Cationic exchange rate
An important, and often unrecognized, feature of vermicast is its cationic exchange rate. This is the rate at which the cationic soil trace elements can attach themselves to vermicast.
Everything in nature has an electrical charge. Some charges are positive (cations) and some are negative (anions). Organic vegetative matter is anionic and, because vermicast is a highly vegetative matter, it is strongly anionic. Most trace elements are cationic.
In simple terms, this means that trace elements are attracted to vermicast and readily bond to it in the same way that opposite poles of a magnet attract each other. Plants have a stronger pull than the vermicast and can therefore draw the trace elements away from the vermicast and into the roots.

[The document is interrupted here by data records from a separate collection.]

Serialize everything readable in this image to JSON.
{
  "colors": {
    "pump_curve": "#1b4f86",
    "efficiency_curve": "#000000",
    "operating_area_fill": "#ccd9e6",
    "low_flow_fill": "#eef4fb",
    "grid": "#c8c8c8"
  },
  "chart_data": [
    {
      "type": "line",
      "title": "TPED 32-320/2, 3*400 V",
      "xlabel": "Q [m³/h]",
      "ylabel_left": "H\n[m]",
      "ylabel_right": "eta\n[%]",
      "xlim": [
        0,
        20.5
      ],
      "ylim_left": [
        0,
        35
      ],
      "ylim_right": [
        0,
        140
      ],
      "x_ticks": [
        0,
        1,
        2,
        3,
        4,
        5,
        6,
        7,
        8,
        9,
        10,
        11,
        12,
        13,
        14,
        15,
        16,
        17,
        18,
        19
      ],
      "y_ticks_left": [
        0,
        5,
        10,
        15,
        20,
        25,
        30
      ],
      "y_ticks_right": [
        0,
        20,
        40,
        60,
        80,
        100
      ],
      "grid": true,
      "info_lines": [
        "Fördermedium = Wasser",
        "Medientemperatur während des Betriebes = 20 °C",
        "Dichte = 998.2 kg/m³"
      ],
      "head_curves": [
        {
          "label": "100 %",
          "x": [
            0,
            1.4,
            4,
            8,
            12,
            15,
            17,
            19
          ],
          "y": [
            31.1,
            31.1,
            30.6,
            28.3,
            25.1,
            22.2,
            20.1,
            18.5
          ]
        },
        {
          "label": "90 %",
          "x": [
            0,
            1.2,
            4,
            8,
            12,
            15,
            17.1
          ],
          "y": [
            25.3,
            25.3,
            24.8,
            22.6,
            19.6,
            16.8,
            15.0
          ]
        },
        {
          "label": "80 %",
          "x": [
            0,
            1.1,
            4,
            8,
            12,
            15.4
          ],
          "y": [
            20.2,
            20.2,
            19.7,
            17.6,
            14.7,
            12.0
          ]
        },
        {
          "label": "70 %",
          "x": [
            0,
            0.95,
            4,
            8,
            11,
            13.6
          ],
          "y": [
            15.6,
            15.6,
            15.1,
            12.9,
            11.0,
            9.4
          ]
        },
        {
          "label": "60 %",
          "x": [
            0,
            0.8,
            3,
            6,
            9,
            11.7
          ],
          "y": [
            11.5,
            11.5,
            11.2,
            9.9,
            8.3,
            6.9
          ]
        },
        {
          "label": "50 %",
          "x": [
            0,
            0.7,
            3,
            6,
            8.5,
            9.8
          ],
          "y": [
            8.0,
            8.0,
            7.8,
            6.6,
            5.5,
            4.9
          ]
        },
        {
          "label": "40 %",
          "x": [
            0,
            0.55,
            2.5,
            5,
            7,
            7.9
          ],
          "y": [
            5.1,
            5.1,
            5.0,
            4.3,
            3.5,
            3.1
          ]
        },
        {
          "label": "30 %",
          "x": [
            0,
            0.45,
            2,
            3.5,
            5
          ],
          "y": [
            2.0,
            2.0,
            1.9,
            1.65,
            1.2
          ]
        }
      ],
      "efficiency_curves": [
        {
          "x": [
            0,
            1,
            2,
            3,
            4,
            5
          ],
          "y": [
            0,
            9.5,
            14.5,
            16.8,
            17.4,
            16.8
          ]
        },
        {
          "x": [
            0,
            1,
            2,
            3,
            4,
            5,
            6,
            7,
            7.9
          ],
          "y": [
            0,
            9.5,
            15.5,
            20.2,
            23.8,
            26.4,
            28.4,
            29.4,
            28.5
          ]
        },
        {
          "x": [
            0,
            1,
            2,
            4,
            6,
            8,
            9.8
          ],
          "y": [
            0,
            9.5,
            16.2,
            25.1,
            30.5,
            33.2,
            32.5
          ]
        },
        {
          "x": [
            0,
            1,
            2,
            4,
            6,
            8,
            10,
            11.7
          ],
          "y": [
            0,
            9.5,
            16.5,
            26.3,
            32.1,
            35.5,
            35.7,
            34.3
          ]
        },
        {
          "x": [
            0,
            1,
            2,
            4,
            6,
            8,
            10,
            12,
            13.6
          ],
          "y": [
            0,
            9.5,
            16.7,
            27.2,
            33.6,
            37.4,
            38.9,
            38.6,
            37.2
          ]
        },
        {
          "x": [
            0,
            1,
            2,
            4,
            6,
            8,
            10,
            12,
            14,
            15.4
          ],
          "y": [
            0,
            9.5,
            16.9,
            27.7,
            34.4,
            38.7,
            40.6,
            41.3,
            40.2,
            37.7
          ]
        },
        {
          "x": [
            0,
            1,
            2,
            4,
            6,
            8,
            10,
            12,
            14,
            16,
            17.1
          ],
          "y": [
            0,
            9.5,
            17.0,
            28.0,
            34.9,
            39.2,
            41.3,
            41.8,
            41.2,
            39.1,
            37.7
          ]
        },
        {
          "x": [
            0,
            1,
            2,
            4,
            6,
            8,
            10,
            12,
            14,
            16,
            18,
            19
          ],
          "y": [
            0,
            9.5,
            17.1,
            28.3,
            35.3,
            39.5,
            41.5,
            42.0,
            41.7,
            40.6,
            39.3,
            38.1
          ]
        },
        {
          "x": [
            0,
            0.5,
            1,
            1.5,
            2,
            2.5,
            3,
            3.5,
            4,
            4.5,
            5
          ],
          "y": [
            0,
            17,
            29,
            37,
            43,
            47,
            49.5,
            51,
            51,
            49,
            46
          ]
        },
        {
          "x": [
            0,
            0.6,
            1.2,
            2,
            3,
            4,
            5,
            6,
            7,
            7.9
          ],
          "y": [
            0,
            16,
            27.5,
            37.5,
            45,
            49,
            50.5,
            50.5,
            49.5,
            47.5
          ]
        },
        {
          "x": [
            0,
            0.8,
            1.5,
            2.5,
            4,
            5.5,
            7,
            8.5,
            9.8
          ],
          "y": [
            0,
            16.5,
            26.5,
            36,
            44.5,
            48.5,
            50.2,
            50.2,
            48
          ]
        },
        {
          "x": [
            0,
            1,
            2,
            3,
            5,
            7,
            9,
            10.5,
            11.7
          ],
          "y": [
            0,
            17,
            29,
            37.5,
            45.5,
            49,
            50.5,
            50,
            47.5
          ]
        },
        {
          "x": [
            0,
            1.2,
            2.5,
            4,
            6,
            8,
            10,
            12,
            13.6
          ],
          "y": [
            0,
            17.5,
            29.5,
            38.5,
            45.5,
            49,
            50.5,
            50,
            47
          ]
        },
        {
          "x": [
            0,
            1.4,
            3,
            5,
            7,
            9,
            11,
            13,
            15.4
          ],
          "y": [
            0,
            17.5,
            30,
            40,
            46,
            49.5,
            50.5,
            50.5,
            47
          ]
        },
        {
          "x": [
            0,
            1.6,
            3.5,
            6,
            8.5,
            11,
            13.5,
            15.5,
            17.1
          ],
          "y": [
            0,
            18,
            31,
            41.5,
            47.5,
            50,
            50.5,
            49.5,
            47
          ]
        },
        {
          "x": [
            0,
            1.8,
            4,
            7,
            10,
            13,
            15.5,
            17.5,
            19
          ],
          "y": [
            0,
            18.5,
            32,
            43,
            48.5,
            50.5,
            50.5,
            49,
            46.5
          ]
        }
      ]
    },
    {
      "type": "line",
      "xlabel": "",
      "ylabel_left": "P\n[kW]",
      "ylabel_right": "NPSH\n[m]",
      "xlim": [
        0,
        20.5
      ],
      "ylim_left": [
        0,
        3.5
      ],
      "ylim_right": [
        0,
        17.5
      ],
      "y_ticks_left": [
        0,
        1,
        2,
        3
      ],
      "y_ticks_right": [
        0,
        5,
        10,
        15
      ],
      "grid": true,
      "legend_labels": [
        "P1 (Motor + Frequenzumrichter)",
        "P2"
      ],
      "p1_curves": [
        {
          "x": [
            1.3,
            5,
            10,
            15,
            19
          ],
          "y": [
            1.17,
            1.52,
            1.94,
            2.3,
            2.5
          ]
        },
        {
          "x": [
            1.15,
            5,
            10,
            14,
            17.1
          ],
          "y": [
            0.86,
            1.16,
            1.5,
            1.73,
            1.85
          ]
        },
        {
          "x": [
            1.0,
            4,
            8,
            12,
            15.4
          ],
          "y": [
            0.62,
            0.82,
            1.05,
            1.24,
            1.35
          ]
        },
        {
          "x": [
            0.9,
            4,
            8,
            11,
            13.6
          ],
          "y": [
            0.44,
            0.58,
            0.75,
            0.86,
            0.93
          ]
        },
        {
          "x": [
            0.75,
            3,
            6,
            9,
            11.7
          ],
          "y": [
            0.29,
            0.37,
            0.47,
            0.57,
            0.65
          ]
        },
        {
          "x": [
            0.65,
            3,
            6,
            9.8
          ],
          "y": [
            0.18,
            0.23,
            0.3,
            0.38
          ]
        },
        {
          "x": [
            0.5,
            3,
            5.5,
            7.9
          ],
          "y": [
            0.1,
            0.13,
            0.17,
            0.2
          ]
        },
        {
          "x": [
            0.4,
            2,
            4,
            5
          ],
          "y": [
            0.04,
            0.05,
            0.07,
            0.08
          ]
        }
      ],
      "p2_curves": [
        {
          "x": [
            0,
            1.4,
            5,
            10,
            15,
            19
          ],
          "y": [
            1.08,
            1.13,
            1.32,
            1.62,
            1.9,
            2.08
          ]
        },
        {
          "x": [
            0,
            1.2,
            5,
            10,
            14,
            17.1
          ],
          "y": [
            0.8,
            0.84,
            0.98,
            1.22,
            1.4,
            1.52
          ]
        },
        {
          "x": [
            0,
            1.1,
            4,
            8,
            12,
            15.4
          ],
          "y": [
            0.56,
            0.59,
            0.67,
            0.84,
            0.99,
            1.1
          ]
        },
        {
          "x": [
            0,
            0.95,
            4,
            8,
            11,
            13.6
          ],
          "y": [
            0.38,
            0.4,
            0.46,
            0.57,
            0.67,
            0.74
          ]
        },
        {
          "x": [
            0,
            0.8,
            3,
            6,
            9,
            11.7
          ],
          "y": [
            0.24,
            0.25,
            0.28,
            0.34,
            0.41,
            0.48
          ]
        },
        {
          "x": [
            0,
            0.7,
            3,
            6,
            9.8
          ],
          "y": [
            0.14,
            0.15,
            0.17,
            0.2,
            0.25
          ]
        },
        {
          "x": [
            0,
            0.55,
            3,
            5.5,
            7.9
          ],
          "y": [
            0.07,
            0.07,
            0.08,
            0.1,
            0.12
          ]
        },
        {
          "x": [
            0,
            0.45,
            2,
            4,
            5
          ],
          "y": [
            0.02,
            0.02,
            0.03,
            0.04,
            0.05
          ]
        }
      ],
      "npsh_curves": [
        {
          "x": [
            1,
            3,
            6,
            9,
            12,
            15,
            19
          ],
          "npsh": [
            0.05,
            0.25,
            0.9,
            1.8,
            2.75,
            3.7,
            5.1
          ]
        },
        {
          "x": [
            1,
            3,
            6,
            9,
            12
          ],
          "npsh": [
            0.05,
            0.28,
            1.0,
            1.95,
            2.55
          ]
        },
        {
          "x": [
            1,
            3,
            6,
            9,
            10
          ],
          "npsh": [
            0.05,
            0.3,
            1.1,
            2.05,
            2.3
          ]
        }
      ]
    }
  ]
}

Phosphorus (P) is one of the essential trace elements that are negatively charged, just like the organic matter. Phosphorus is therefore repelled by vegetative matter (like poles of a magnet repel each other) and will lie loosely in the soil. When rain comes, because the phosphorus is not bonded to anything, it is readily washed away. Phosphorus is often blamed for stimulating growth of water plants and upsetting the ecology of the fish environment. This is because, ultimately, loose unbonded phosphorus will be washed into a waterway; it can’t go anywhere else.
Soil decontamination – Heavy metals
Worms can also be used in soil decontamination. For example, on a site contaminated with heavy metals, worms can have a measurable effect in reducing the level of contamination. Much more research needs to be done on this subject. Trials conducted by different researchers, using different types of worms, have produced differing but encouraging results. In one trial, lead, zinc and calcium levels in contaminated soil were considerably reduced by worms (Ireland, 1975), and in another, worms extracted from two sites with differing concentrations of cadmium were found to have absorbed the same concentration of cadmium in their bodies (Martin & Coughtree, 1976). It seems likely that worms can absorb poisonous heavy metals from surrounding soil.